Question

9 A body has a mass of 50 kg. Its velocity is brought
down from 20 m/s to 5 m/s by a resisting force in 5
s. The magnitude of resisting force is
(b) 150 N
(a) 50 N
(c) 750 N
(d) 375 N
​

Answer 1

Answer:-

F = 150 N

Optiona →a

Given :-

M = 50 kg

u = 20 m/s

v = 5 m/s

t = 5s

To find :-

The magnitude of resistive force .

Solution :-

First we have to find deaceleration produced by the resistive force in time t = 5s.

Acceleration is given by formula :-

$a = \dfrac {v-u}{t}$

Now , put the given value

→$a = \dfrac{5-20}{5}$

→$a = \dfrac{-15}{5}$

→$a = -3 m/s^2$

Here , negative sign show the deaceleration produced by resistive force.

Now,

From Newton 2 nd law of motion,

The magnitude of force is given by :-

$F = m a$

→$F = 50 \times -3$

→$F = -150 N$

here, Negative sign is due to the opposite direction of resistive force.

hence,the magnitude of resistive force is 150 N.

Answer 2

Answer:

Option A is the correct answer.

F = 150 N

Explanation:

Given Problem:

A body has a mass of 50 kg. Its velocity is brought

down from 20 m/s to 5 m/s by a resisting force in 5 s.

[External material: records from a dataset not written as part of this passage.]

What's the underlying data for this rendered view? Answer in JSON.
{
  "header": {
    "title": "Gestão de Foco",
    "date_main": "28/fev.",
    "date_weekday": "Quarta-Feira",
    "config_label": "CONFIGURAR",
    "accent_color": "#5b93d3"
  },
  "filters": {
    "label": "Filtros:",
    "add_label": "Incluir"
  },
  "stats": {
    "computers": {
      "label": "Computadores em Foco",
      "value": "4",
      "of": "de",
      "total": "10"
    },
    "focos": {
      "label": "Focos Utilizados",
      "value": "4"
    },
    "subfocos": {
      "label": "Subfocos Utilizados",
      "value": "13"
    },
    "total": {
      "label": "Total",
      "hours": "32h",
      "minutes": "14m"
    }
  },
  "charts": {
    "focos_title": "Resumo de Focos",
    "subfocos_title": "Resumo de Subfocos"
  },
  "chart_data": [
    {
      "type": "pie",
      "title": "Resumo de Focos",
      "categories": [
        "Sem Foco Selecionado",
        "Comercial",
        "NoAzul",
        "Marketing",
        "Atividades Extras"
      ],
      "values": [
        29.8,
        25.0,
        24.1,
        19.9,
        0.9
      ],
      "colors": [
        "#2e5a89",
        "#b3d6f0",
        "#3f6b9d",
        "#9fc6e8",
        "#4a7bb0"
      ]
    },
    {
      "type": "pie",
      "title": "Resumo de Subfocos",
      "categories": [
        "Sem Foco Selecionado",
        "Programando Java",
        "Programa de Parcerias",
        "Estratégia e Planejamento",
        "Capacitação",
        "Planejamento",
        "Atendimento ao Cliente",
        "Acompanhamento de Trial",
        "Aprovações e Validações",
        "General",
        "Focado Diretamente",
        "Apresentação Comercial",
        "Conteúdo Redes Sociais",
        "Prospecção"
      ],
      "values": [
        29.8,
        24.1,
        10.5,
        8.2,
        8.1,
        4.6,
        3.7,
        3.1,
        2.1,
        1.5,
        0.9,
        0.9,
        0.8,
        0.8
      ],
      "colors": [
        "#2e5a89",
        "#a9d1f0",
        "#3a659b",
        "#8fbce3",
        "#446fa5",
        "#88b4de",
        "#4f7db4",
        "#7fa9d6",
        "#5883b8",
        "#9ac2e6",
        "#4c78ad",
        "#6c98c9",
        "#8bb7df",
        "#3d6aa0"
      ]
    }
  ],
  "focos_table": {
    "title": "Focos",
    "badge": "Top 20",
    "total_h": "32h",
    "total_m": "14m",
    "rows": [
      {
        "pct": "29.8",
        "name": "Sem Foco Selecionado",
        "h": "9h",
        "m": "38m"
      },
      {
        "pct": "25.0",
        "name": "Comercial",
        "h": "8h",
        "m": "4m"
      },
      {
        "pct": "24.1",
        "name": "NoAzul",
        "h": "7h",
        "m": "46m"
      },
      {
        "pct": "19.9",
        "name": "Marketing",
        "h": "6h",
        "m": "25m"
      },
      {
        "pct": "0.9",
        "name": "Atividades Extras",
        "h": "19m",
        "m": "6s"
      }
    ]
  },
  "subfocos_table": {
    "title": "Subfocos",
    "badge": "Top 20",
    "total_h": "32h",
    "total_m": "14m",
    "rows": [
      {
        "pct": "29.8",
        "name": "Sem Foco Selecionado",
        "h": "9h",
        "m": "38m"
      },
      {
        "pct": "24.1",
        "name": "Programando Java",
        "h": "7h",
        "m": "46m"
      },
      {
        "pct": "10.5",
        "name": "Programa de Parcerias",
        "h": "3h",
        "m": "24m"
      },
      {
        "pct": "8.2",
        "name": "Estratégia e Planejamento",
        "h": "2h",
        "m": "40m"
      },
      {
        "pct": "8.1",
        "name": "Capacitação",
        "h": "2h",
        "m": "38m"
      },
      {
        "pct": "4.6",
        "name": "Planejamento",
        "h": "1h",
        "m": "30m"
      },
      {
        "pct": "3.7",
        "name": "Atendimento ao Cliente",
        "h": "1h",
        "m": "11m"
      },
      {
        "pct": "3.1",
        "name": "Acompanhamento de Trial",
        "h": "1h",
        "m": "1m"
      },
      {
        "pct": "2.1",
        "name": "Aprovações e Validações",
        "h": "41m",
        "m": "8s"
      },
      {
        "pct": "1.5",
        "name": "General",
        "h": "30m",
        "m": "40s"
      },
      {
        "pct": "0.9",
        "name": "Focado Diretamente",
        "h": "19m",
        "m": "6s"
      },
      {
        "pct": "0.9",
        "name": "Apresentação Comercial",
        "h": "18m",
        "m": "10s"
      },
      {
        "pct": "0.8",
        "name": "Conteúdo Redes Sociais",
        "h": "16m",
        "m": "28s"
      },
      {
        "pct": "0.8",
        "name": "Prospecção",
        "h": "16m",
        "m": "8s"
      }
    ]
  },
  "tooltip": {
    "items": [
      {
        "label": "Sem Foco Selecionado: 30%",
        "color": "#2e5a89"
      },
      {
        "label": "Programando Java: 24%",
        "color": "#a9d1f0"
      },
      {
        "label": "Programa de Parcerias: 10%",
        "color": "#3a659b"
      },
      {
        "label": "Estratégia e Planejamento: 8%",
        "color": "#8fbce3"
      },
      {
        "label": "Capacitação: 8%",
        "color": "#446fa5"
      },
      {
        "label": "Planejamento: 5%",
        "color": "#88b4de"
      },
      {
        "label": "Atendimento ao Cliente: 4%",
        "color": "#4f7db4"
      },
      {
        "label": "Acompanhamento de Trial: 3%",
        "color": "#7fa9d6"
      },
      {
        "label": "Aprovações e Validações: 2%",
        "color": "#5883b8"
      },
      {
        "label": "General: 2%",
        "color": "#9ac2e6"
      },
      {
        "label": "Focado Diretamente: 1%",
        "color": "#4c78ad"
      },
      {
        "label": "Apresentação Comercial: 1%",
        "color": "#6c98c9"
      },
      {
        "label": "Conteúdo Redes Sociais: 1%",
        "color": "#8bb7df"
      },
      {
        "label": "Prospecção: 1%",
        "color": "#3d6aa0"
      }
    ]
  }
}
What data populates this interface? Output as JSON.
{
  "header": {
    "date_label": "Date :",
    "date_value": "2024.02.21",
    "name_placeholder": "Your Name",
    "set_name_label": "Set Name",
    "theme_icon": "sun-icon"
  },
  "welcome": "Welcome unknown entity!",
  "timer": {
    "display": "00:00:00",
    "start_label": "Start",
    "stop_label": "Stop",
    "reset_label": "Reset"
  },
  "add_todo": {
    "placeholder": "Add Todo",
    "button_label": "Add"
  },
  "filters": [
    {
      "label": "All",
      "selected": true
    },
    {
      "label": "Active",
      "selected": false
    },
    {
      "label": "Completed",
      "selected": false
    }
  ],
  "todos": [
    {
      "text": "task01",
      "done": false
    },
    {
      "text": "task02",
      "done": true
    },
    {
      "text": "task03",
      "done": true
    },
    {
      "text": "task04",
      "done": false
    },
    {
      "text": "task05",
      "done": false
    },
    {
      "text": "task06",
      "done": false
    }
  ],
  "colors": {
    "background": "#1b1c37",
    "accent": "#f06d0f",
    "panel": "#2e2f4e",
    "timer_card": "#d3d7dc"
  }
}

The magnitude of resisting force is

(b) 150 N

(a) 50 N

(c) 750 N

(d) 375 N

Solution:

To find :

The magnitude of resistive force.

-----------------

Method:

Given that,

M = 50 kg

u = 20 m/s

v = 5 m/s

t = 5s

Step one is to find deaceleration produced by the resistive force in time

t = 5s.

We know that,

Acceleration formula:

$\bigstar\ a = \dfrac{v-u}{t} \bigstar$

Now,

Plug the values in equation,

$a = \dfrac{5-20}{5}$

$a = \dfrac{-15}{5}$

$a = -3m/s^2$

Here,

This negative sign implies that the deaceleration produced by resistive force.

Now,

We know that Newton 2nd law of motion,

The magnitude of force is:

$F = ma$

$F = 50 \times-3$

$F = -150 N$

Here,

Negative sign is due to the opposite direction of resistive force.

Hence,

It implies that the magnitude of resistive force is 150 N.